In a perfect world our websites would have no broken pages. But if that were a reality, than the unicorn frappuccino from Starbucks would actually be good.
In my work on the Visual Studio team at Microsoft, we have thousands of pages across subdomains. Finding all the 404s and redirecting all of them to proper pages would take a lifetime. So, I used a technique I first learned from Annie Cushing, on how to find the most important 404s to fix.
Data Collection
Step 1: Crawl for 404s
The first step here is to find the broken pages. The tool I used for this is Screaming Frog. You can crawl up to 500 URLs for free. We use the paid version at Microsoft, but even then it’s affordable. There are lots of amazing things you can do with Screaming Frog, but for our purposes, we just have to put in the site URL and let it crawl.
Browse to the Response Codes tab and filter by Client Error (4xx) to find your 404 pages.
Bonus: Inlink data is provided by Screaming Frog.
Step 2: Page Performance Data
After collecting my 4xx response pages, I head over to Google Analytics to grab some session/pageview data.
Option 1 (Sessions): Acquisition > Channel > Organic > Primary Dimension: Landing Page > Export
Pro tip: to export more then 10 rows, scroll to the bottom of the screen and select Show rows: 100.
Option 2 (Pageviews): Behavior > Site Content > All Pages > Export
You’ll want to select a healthy amount of time too, I suggest a month or two for most sites.
Step 3: Backlink Link Data
Lastly, I’ll use Moz, Majestic, SEMRush, or Ahrefs to grab some backlink data.
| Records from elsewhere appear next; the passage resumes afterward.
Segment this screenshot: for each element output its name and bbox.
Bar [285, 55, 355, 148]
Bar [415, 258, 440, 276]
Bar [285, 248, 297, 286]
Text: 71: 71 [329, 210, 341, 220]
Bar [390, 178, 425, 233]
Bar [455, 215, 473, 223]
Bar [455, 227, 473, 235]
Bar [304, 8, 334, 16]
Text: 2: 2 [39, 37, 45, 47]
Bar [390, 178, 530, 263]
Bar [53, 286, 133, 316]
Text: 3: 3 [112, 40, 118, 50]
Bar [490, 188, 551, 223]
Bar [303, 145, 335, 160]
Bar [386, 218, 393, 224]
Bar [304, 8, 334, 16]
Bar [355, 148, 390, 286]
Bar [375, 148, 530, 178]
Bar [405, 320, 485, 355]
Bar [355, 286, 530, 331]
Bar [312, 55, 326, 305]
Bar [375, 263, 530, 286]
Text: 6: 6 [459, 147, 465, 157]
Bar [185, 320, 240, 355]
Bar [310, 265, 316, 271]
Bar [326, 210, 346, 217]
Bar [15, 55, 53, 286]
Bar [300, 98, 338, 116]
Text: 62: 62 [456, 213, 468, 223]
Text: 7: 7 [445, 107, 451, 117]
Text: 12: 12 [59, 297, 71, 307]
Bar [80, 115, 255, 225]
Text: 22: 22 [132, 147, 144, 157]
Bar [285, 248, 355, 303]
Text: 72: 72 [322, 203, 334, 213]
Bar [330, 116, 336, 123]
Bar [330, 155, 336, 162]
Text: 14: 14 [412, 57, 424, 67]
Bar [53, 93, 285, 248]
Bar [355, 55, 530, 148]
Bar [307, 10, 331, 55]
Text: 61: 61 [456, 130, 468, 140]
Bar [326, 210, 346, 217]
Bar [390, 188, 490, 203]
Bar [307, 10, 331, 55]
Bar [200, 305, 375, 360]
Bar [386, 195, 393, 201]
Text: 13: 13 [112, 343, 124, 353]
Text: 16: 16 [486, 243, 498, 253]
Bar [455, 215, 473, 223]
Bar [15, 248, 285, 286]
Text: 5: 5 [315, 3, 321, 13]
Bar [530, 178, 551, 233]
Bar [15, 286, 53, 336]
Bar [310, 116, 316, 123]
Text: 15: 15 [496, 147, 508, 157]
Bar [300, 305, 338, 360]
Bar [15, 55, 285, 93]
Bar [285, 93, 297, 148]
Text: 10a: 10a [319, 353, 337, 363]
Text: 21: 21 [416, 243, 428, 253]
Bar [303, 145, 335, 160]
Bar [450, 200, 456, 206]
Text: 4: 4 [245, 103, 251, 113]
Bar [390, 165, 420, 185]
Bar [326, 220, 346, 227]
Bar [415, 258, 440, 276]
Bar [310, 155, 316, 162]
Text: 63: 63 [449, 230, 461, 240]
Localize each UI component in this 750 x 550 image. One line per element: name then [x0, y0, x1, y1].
Free: Open Site Explorer > URL > Target: this root domain > Link Source: only external > Request CSV
(You will have to log into a free account to be able to download.)
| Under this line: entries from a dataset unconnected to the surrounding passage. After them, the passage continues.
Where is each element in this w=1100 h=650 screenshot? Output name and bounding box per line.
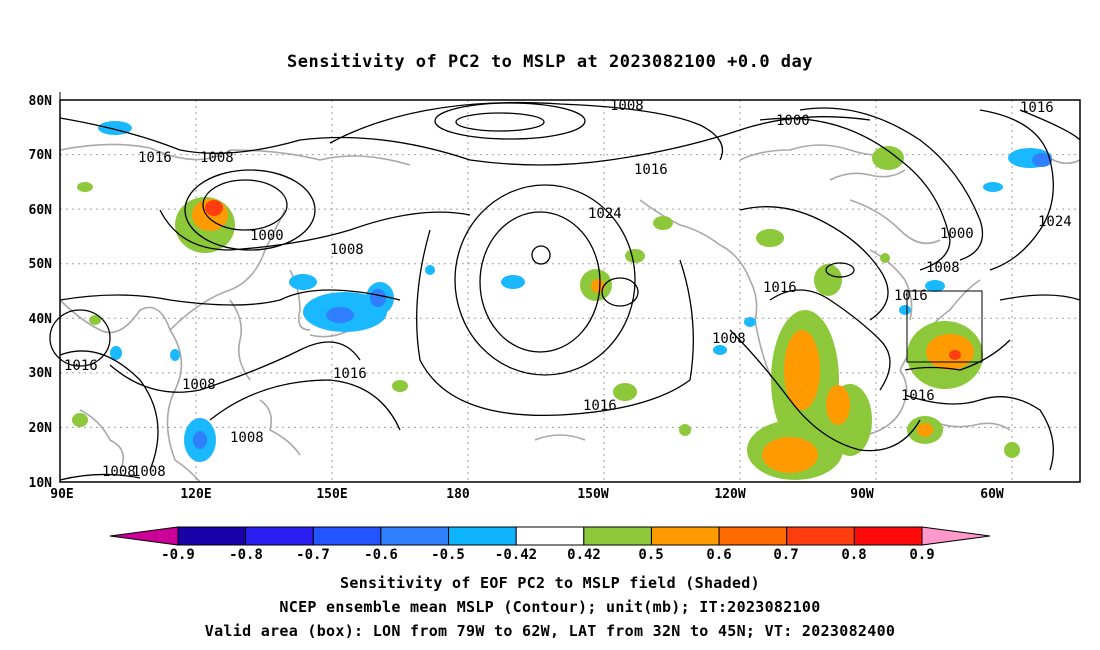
colorbar-bin bbox=[583, 526, 652, 546]
contour-label: 1016 bbox=[138, 150, 172, 166]
colorbar-bin bbox=[448, 526, 517, 546]
contour-label: 1016 bbox=[333, 366, 367, 382]
colorbar-bin bbox=[177, 526, 247, 546]
colorbar-bin bbox=[650, 526, 720, 546]
contour-label: 1000 bbox=[250, 228, 284, 244]
colorbar-label: 0.42 bbox=[567, 547, 601, 563]
colorbar: -0.9 -0.8 -0.7 -0.6 -0.5 -0.42 0.42 0.5 … bbox=[109, 526, 991, 563]
lon-label: 150W bbox=[577, 487, 608, 502]
colorbar-label: -0.9 bbox=[161, 547, 195, 563]
shaded-positive-strong bbox=[205, 200, 961, 360]
colorbar-bin bbox=[312, 526, 382, 546]
contour-label: 1016 bbox=[583, 398, 617, 414]
colorbar-end-low bbox=[109, 526, 179, 546]
contour-label: 1016 bbox=[64, 358, 98, 374]
lat-label: 10N bbox=[29, 476, 53, 491]
lon-labels: 90E 120E 150E 180 150W 120W 90W 60W bbox=[50, 487, 1004, 502]
colorbar-label: 0.5 bbox=[638, 547, 663, 563]
contour-label: 1024 bbox=[588, 206, 622, 222]
colorbar-label: 0.6 bbox=[706, 547, 731, 563]
lat-label: 60N bbox=[29, 203, 53, 218]
contour-label: 1008 bbox=[712, 331, 746, 347]
map-frame bbox=[59, 99, 1081, 483]
colorbar-end-high bbox=[921, 526, 991, 546]
contour-label: 1008 bbox=[200, 150, 234, 166]
lat-labels: 80N 70N 60N 50N 40N 30N 20N 10N bbox=[29, 94, 53, 491]
colorbar-labels: -0.9 -0.8 -0.7 -0.6 -0.5 -0.42 0.42 0.5 … bbox=[161, 547, 935, 563]
shaded-negative-strong bbox=[193, 153, 1052, 449]
colorbar-label: -0.5 bbox=[431, 547, 465, 563]
colorbar-label: -0.6 bbox=[364, 547, 398, 563]
contour-label: 1016 bbox=[634, 162, 668, 178]
contour-label: 1016 bbox=[763, 280, 797, 296]
colorbar-label: 0.7 bbox=[773, 547, 798, 563]
contour-label: 1008 bbox=[132, 464, 166, 480]
contour-label: 1016 bbox=[901, 388, 935, 404]
colorbar-bin bbox=[718, 526, 788, 546]
lon-label: 180 bbox=[446, 487, 470, 502]
lat-label: 50N bbox=[29, 257, 53, 272]
colorbar-bins bbox=[177, 526, 923, 546]
lat-label: 20N bbox=[29, 421, 53, 436]
contour-label: 1016 bbox=[1020, 100, 1054, 116]
caption-line-2: NCEP ensemble mean MSLP (Contour); unit(… bbox=[279, 598, 821, 616]
contour-label: 1016 bbox=[894, 288, 928, 304]
colorbar-bin bbox=[786, 526, 855, 546]
lon-label: 90W bbox=[850, 487, 874, 502]
lat-label: 70N bbox=[29, 148, 53, 163]
map-title: Sensitivity of PC2 to MSLP at 2023082100… bbox=[286, 52, 813, 72]
colorbar-label: 0.8 bbox=[841, 547, 866, 563]
lat-label: 30N bbox=[29, 366, 53, 381]
colorbar-label: 0.9 bbox=[909, 547, 934, 563]
lon-label: 150E bbox=[316, 487, 347, 502]
contour-label: 1008 bbox=[182, 377, 216, 393]
colorbar-bin bbox=[515, 526, 585, 546]
contour-labels: 1016 1008 1000 1008 1008 1016 1008 1008 … bbox=[64, 98, 1072, 480]
contour-label: 1008 bbox=[102, 464, 136, 480]
valid-area-box bbox=[906, 290, 983, 363]
colorbar-label: -0.7 bbox=[296, 547, 330, 563]
lon-label: 120E bbox=[180, 487, 211, 502]
contour-label: 1008 bbox=[330, 242, 364, 258]
contour-label: 1008 bbox=[926, 260, 960, 276]
contour-label: 1000 bbox=[776, 113, 810, 129]
colorbar-label: -0.8 bbox=[229, 547, 263, 563]
contour-label: 1008 bbox=[230, 430, 264, 446]
caption-line-1: Sensitivity of EOF PC2 to MSLP field (Sh… bbox=[340, 574, 760, 592]
colorbar-label: -0.42 bbox=[495, 547, 537, 563]
lon-label: 120W bbox=[714, 487, 745, 502]
contour-label: 1008 bbox=[610, 98, 644, 114]
lon-label: 90E bbox=[50, 487, 73, 502]
isobars bbox=[49, 101, 1081, 481]
caption-line-3: Valid area (box): LON from 79W to 62W, L… bbox=[204, 622, 896, 640]
lat-label: 40N bbox=[29, 312, 53, 327]
graticule bbox=[60, 100, 1080, 482]
colorbar-bin bbox=[380, 526, 450, 546]
contour-label: 1024 bbox=[1038, 214, 1072, 230]
contour-label: 1000 bbox=[940, 226, 974, 242]
lon-label: 60W bbox=[980, 487, 1004, 502]
lat-label: 80N bbox=[29, 94, 53, 109]
colorbar-bin bbox=[245, 526, 314, 546]
colorbar-bin bbox=[853, 526, 923, 546]
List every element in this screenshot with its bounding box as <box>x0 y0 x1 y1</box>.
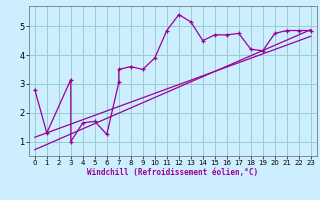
X-axis label: Windchill (Refroidissement éolien,°C): Windchill (Refroidissement éolien,°C) <box>87 168 258 177</box>
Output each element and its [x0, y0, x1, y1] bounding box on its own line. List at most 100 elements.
This is harder to use with small site, because Mozscape mostly crawls domains with a certain authority.
Paid: SEMRush > Domain Analytics > Backlinks > Indexed Pages > Export
(Other options are Majestic, Ahrefs.)
Pro tip: You can also grab social share data from tools like Buzzsumo to add more insight to the analysis.
Married That Data
Using Excel, or Google Sheets, collect all the data in three sheets of one workbook. This is where the real analysis comes in.
Step 4: Simplify URLs
Find and replace in Excel is a dream send. Use it. To find, use the keyboard shortcut Command/Ctrl + F, then there is an option to replace.
Find all the http:// and https:// and replace with nothing. This trick is great for setting up our urls to be the same format to that we can to that VLOOKUP.
Step 5: VLOOKUP TIME!
Watch this video from Annie Cushing that breaks down how to do a VLOOKUP. Then add some columns to your 404 page data tab for sessions and backlinks. These columns are where you’ll put those VLOOKUPs. I also added some table formatting for easy filtering later.
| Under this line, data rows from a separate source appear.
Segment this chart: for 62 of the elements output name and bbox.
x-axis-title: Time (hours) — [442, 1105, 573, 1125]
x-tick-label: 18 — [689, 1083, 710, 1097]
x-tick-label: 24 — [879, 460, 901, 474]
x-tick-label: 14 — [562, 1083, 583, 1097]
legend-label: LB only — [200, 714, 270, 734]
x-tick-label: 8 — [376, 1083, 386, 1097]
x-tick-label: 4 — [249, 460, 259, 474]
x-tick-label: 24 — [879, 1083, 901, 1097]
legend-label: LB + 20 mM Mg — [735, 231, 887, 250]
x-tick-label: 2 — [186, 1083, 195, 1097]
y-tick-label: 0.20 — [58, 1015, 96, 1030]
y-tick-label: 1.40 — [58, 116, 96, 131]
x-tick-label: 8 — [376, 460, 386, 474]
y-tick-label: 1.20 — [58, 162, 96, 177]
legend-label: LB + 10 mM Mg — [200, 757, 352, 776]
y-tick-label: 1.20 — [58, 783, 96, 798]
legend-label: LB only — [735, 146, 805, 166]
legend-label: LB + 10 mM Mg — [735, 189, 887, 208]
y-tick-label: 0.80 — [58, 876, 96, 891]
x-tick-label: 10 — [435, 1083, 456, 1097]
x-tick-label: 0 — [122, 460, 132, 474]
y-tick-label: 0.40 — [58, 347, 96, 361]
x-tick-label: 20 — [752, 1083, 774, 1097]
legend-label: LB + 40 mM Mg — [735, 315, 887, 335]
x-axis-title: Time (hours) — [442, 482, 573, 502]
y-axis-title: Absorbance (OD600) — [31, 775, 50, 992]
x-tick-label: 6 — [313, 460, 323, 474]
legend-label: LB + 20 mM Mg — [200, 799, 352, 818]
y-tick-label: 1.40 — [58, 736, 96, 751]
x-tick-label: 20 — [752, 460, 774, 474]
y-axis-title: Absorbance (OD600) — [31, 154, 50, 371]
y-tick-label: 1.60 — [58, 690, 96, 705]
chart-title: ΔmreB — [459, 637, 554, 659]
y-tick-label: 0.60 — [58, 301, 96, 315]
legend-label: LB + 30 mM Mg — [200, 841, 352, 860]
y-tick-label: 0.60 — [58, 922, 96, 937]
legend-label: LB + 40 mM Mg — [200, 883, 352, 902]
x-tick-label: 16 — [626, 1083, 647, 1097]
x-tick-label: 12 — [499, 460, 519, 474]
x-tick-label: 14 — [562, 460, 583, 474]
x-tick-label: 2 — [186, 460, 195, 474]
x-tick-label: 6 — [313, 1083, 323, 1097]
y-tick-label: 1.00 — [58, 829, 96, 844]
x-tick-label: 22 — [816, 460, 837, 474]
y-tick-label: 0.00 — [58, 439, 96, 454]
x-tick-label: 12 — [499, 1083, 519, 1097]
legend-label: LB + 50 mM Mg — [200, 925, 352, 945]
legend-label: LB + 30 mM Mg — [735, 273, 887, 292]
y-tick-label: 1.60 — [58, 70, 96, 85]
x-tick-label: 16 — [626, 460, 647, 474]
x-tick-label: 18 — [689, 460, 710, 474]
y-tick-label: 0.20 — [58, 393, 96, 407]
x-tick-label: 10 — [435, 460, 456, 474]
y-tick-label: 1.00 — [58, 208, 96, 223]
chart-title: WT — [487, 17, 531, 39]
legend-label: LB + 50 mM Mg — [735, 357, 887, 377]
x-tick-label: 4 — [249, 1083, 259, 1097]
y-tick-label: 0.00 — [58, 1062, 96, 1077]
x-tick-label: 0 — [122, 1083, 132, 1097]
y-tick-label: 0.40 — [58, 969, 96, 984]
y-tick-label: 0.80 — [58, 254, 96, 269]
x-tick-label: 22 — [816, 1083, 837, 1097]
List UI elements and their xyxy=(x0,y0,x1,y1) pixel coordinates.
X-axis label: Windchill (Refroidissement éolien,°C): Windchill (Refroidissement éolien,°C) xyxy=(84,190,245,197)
Next, you’ll want to follow the steps in the video tutorial to match the 404 pages to pages that have received backlinks or sessions. Your final result will look something like this.
I wrapped my VLOOKUP function in an IFERROR function to show “”, or blank values if there is no url that was found.
Step 6: Glitter
Conditional Formatting is your friend. It’s hard when you see a bunch of numbers to analyze which are the most important.
Excel > Home > Conditional Formatting > Color Scales
Now you’re able to prioritize which 404 pages need to be fixed and with what level of urgency.
Improve UX and SEO
Step 7: Get to Fixing
I would recommend setting up some 301 redirects to that pages that best fit the visitor’s intent. It might be easy to redirect to the homepage. But take the time to find what the best alternative to that broken page is, then link to it.
When setting up these redirects, I recommend doing a quick check in Screaming Frog to see if you have any daisy-chain redirects going on.
Annie Cushing says:
Thanks for the mention, honey!
Victoria Cushing says:
> Happy to! Thanks for the inspiration.